Nor that we are sufficient of ourselves to think of anything as being from ourselves, but our sufficiency is from God. 2 Corinthians 3:5
In his book The Practice of the Presence of God, Brother Lawrence claimed to be as close to God while working in the kitchen as when praying in the chapel. After all the Lord is always near us, therefore wherever we are is holy ground. Annie Hawks, a housewife and mother of three from Brooklyn, New York would agree with him.
As a child Annie enjoyed dabbling with poetry. In 1857 she married Charles Hawks and they established a home in Brooklyn and joined Place Baptist Church. With the pastor’s encouragement she began writing Sunday school songs and he set many of them to music.
“I Need Thee Every Hour” was written on a bright June morning in 1872. Annie later wrote, “One day as a young wife and mother I was busy with my regular household tasks. suddenly, I became so filled with the sense of nearness to the Master that wondering how one could without Him, either in joy or pain, these words, ‘I Need Thee Every Hour’ were ushered into my mind…”

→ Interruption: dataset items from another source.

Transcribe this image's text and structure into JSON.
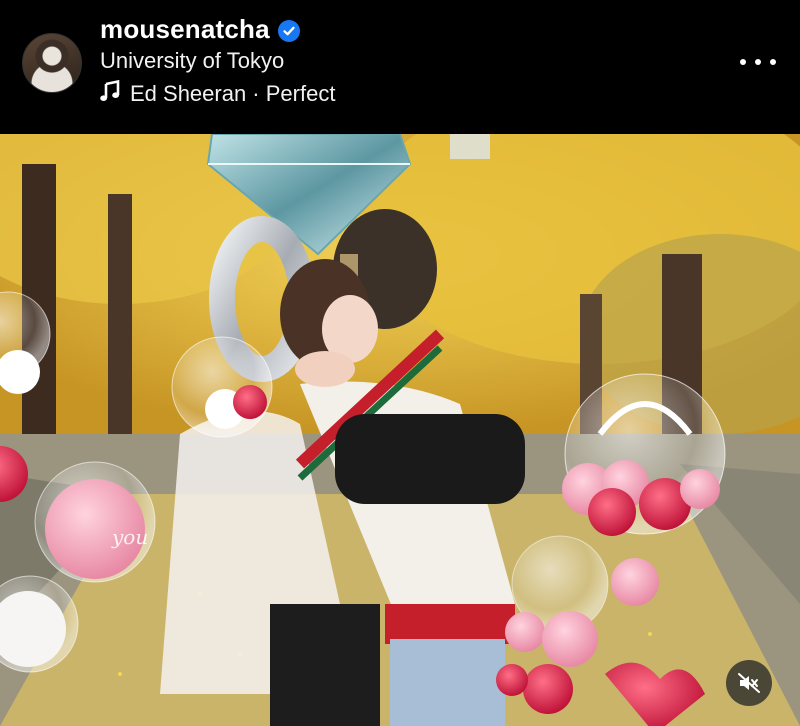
{
  "post_header": {
    "username": "mousenatcha",
    "verified": true,
    "location": "University of Tokyo",
    "music": "Ed Sheeran · Perfect"
  },
  "photo": {
    "balloon_text": "you"
  },
  "colors": {
    "background": "#000000",
    "verified_badge": "#1877f2"
  },
  "icons": {
    "verified": "verified-check-icon",
    "music": "music-note-icon",
    "more": "more-options-icon",
    "mute": "speaker-muted-icon"
  }
}
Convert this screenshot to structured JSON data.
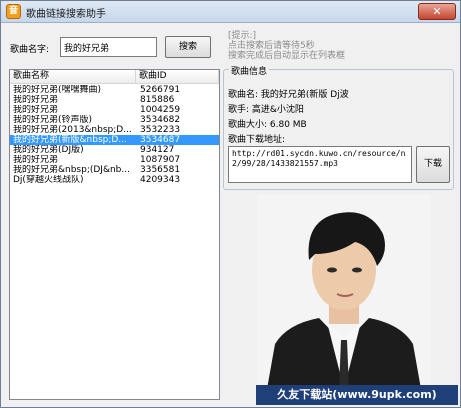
{
  "window": {
    "title": "歌曲链接搜索助手",
    "app_icon": "音"
  },
  "search": {
    "label": "歌曲名字:",
    "value": "我的好兄弟",
    "button": "搜索"
  },
  "tips": [
    "[提示:]",
    "点击搜索后请等待5秒",
    "搜索完成后自动显示在列表框"
  ],
  "list": {
    "columns": [
      "歌曲名称",
      "歌曲ID"
    ],
    "rows": [
      {
        "name": "我的好兄弟(嘿嘿舞曲)",
        "id": "5266791"
      },
      {
        "name": "我的好兄弟",
        "id": "815886"
      },
      {
        "name": "我的好兄弟",
        "id": "1004259"
      },
      {
        "name": "我的好兄弟(铃声版)",
        "id": "3534682"
      },
      {
        "name": "我的好兄弟(2013&nbsp;D...",
        "id": "3532233"
      },
      {
        "name": "我的好兄弟(新版&nbsp;D...",
        "id": "3534687",
        "selected": true
      },
      {
        "name": "我的好兄弟(DJ版)",
        "id": "934127"
      },
      {
        "name": "我的好兄弟",
        "id": "1087907"
      },
      {
        "name": "我的好兄弟&nbsp;(DJ&nb...",
        "id": "3356581"
      },
      {
        "name": "Dj(穿越火线战队)",
        "id": "4209343"
      }
    ]
  },
  "info": {
    "group_title": "歌曲信息",
    "song_name": "歌曲名: 我的好兄弟(新版 Dj波",
    "singer": "歌手: 高进&小沈阳",
    "size": "歌曲大小: 6.80 MB",
    "url_label": "歌曲下载地址:",
    "url": "http://rd01.sycdn.kuwo.cn/resource/n2/99/28/1433821557.mp3",
    "download_button": "下载"
  },
  "watermark": "久友下载站(www.9upk.com)"
}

The next Sunday Annie handed the words to the pastor who quickly wrote the tune and chorus while seated at the little organ in the parsonage. Shortly thereafter if was sung for the first time at the National Baptist Sunday School Association meeting in Cincinnati, Ohio and published in hymnals the following year.
When Annie’s husband died sixteen years later, she found that her own hymn was among her greatest comforts. (I have also found this to be true for myself during hard times)She wrote, “I didn’t understand at first why this hymn had touched the hearts of humanity until the shadow fell my way. The shadow of great loss, that I understood something of the comforting power in the words…”
Over the years Annie wrote more then four hundred hymns, though this one is the only still widely sung. And one of my personal go to hymns during long dark nights.